I’ve asked my mother why this is, as any confused child just might. “Because this is what happens in life – it’s called growing up. You should try it sometime.”
“But I still have interesting things to say,” I respond trying to defend myself.
“Mandy, it’s no longer about you. Why can’t you understand that?”
“I’m your number one priority, right?”
“Yes, but only because if you’re not at least someone’s number one priority, you’ll probably throw a fit like a three-year-old getting her way.”
And, of course, she’s right.
Since living in New York, I have gone through several groups of friends. It’s not like it is in high school or college where you to cling to your friends in this impossibly devoted way that has no room in adulthood. People are constantly coming in and out of your life, people are changing, people are moving, people are mostly out for themselves, and at least that I understand. I guess it takes a selfish person to understand another selfish person, as opposed to one who has moved on to the next chapter of their life.
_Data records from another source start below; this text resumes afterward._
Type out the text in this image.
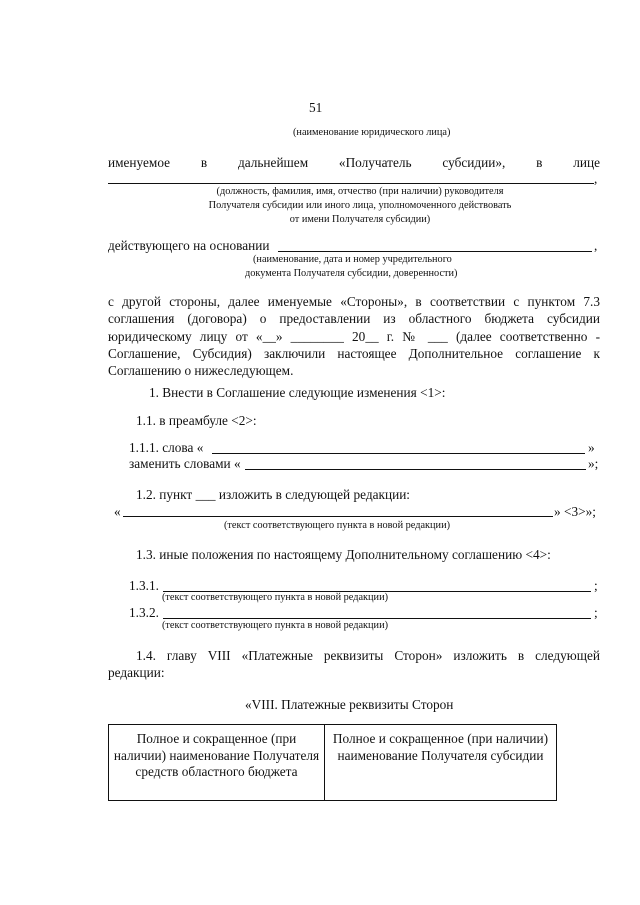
51
(наименование юридического лица)
именуемое в дальнейшем «Получатель субсидии», в лице
,
(должность, фамилия, имя, отчество (при наличии) руководителя
Получателя субсидии или иного лица, уполномоченного действовать
от имени Получателя субсидии)
действующего на основании	,
(наименование, дата и номер учредительного
документа Получателя субсидии, доверенности)
с другой стороны, далее именуемые «Стороны», в соответствии с пунктом 7.3
соглашения (договора) о предоставлении из областного бюджета субсидии
юридическому лицу от «__» ________ 20__ г. № ___ (далее соответственно -
Соглашение, Субсидия) заключили настоящее Дополнительное соглашение к
Соглашению о нижеследующем.
1. Внести в Соглашение следующие изменения <1>:
1.1. в преамбуле <2>:
1.1.1. слова «	»
заменить словами «	»;
1.2. пункт ___ изложить в следующей редакции:
«	» <3>»;
(текст соответствующего пункта в новой редакции)
1.3. иные положения по настоящему Дополнительному соглашению <4>:
1.3.1.	;
(текст соответствующего пункта в новой редакции)
1.3.2.	;
(текст соответствующего пункта в новой редакции)
1.4. главу VIII «Платежные реквизиты Сторон» изложить в следующей
редакции:
«VIII. Платежные реквизиты Сторон
Полное и сокращенное (при наличии) наименование Получателя средств областного бюджета	Полное и сокращенное (при наличии) наименование Получателя субсидии
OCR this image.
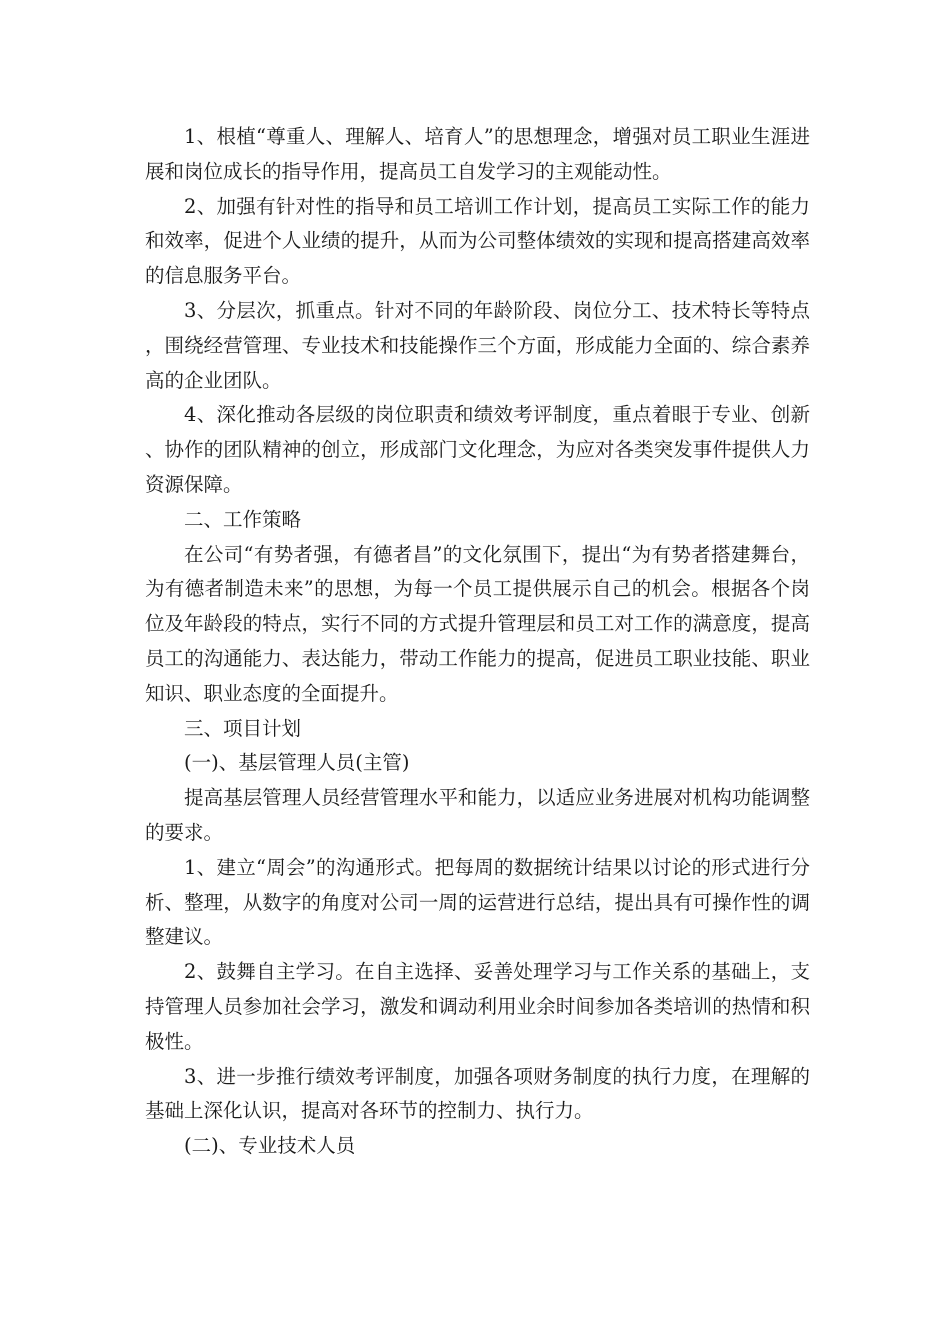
1、根植“尊重人、理解人、培育人”的思想理念，增强对员工职业生涯进展和岗位成长的指导作用，提高员工自发学习的主观能动性。

2、加强有针对性的指导和员工培训工作计划，提高员工实际工作的能力和效率，促进个人业绩的提升，从而为公司整体绩效的实现和提高搭建高效率的信息服务平台。

3、分层次，抓重点。针对不同的年龄阶段、岗位分工、技术特长等特点，围绕经营管理、专业技术和技能操作三个方面，形成能力全面的、综合素养高的企业团队。

4、深化推动各层级的岗位职责和绩效考评制度，重点着眼于专业、创新、协作的团队精神的创立，形成部门文化理念，为应对各类突发事件提供人力资源保障。

二、工作策略

在公司“有势者强，有德者昌”的文化氛围下，提出“为有势者搭建舞台，为有德者制造未来”的思想，为每一个员工提供展示自己的机会。根据各个岗位及年龄段的特点，实行不同的方式提升管理层和员工对工作的满意度，提高员工的沟通能力、表达能力，带动工作能力的提高，促进员工职业技能、职业知识、职业态度的全面提升。

三、项目计划

(一)、基层管理人员(主管)

提高基层管理人员经营管理水平和能力，以适应业务进展对机构功能调整的要求。

1、建立“周会”的沟通形式。把每周的数据统计结果以讨论的形式进行分析、整理，从数字的角度对公司一周的运营进行总结，提出具有可操作性的调整建议。

2、鼓舞自主学习。在自主选择、妥善处理学习与工作关系的基础上，支持管理人员参加社会学习，激发和调动利用业余时间参加各类培训的热情和积极性。

3、进一步推行绩效考评制度，加强各项财务制度的执行力度，在理解的基础上深化认识，提高对各环节的控制力、执行力。

(二)、专业技术人员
I have not spoken to my sister, whom I used to speak to almost everyday, in almost a month. I know this is because she has a lot of shit on her plate. She’s dealing with an extremely sick sister-in-law, a dog who was just diagnosed with cancer and two sons who are that age that they’re pretty much hell on wheels. And while part of me is sad and misses her, as I’ve been unable to hear her voice and share what’s been going on with me, another part of me is doing her best to truly understand. I need to comprehend that this is just how things go. I need to grasp the fact that I haven’t heard from my best friend Thal in months is because she and her husband thought it would be a great idea to take their 10-month-old to Paris to expose him to a city he’ll never remember having gone to in a first place. But hey, George is her priority now and that’s that.
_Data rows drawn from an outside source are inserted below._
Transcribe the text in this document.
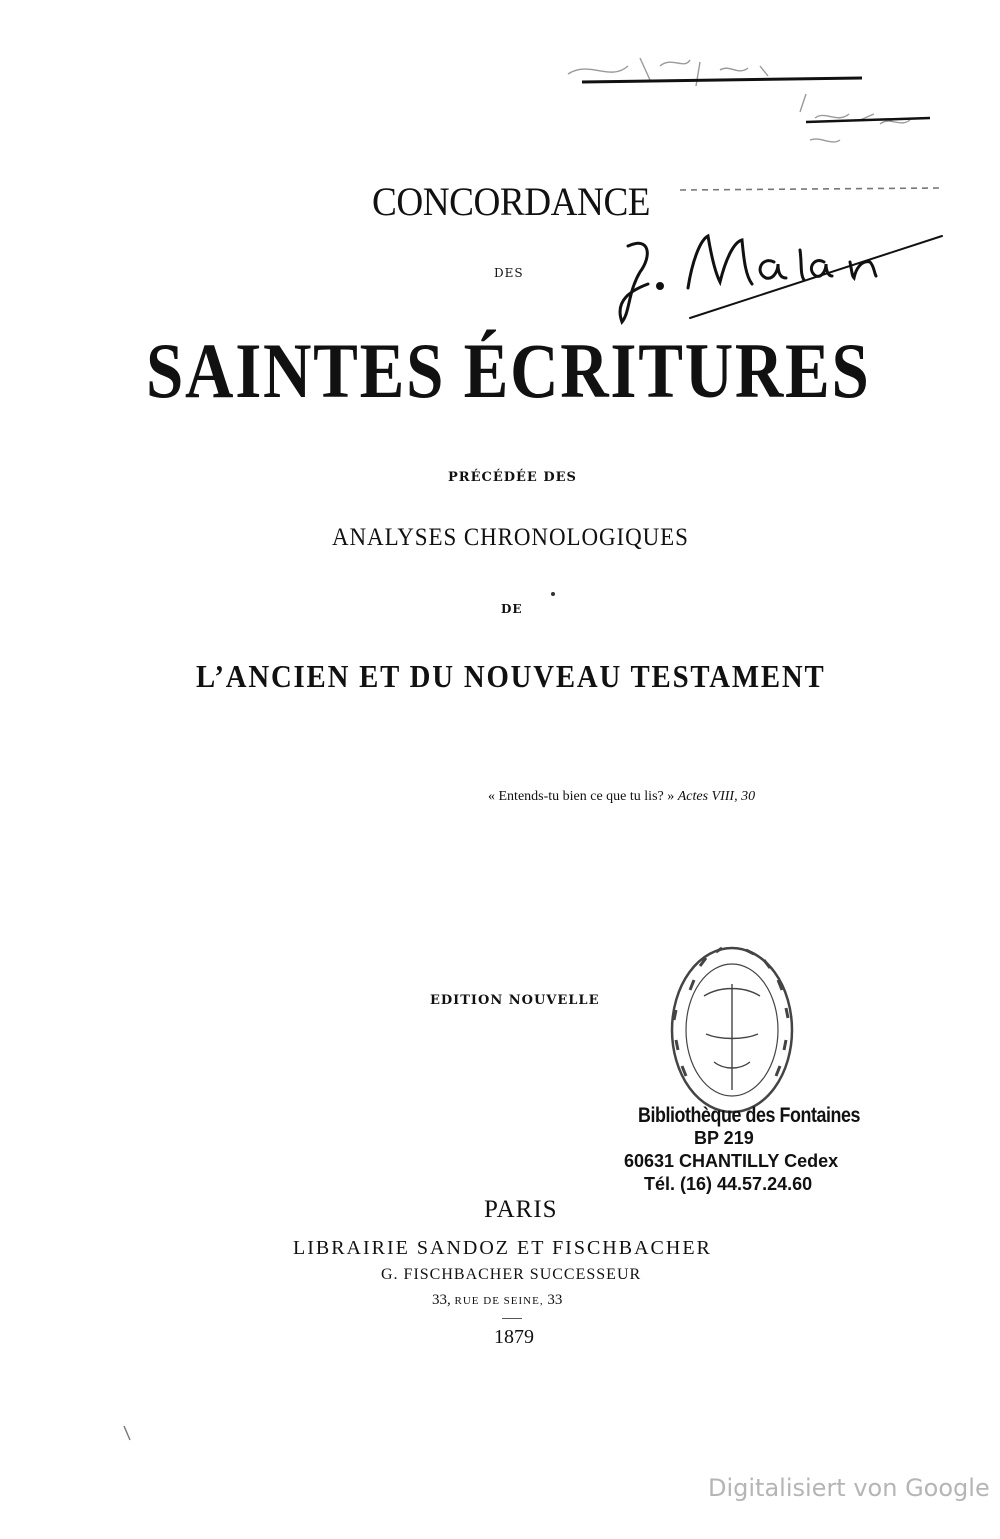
CONCORDANCE
DES
SAINTES ÉCRITURES
PRÉCÉDÉE DES
ANALYSES CHRONOLOGIQUES
DE
L’ANCIEN ET DU NOUVEAU TESTAMENT
« Entends-tu bien ce que tu lis? » Actes VIII, 30
EDITION NOUVELLE
Bibliothèque des Fontaines
BP 219
60631 CHANTILLY Cedex
Tél. (16) 44.57.24.60
PARIS
LIBRAIRIE SANDOZ ET FISCHBACHER
G. FISCHBACHER SUCCESSEUR
33, RUE DE SEINE, 33
1879
Digitalisiert von Google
I’m the first to admit I’m selfish and self-involved. I’m the first to admit to all of my flaws, because I am overly aware of them and try my best to have at least somewhat of a handle on them. But still, I’m at a loss sometimes and feel truly alone. So I call my mom and have her explain it to me again:
“I can’t believe we have to go over this once a week.” she always says. “Where on earth did you come from and why can’t your brain accept reality.”
I don’t know, but understanding people who don’t think like me has never been my strong suit. At least I’m aware of that, too.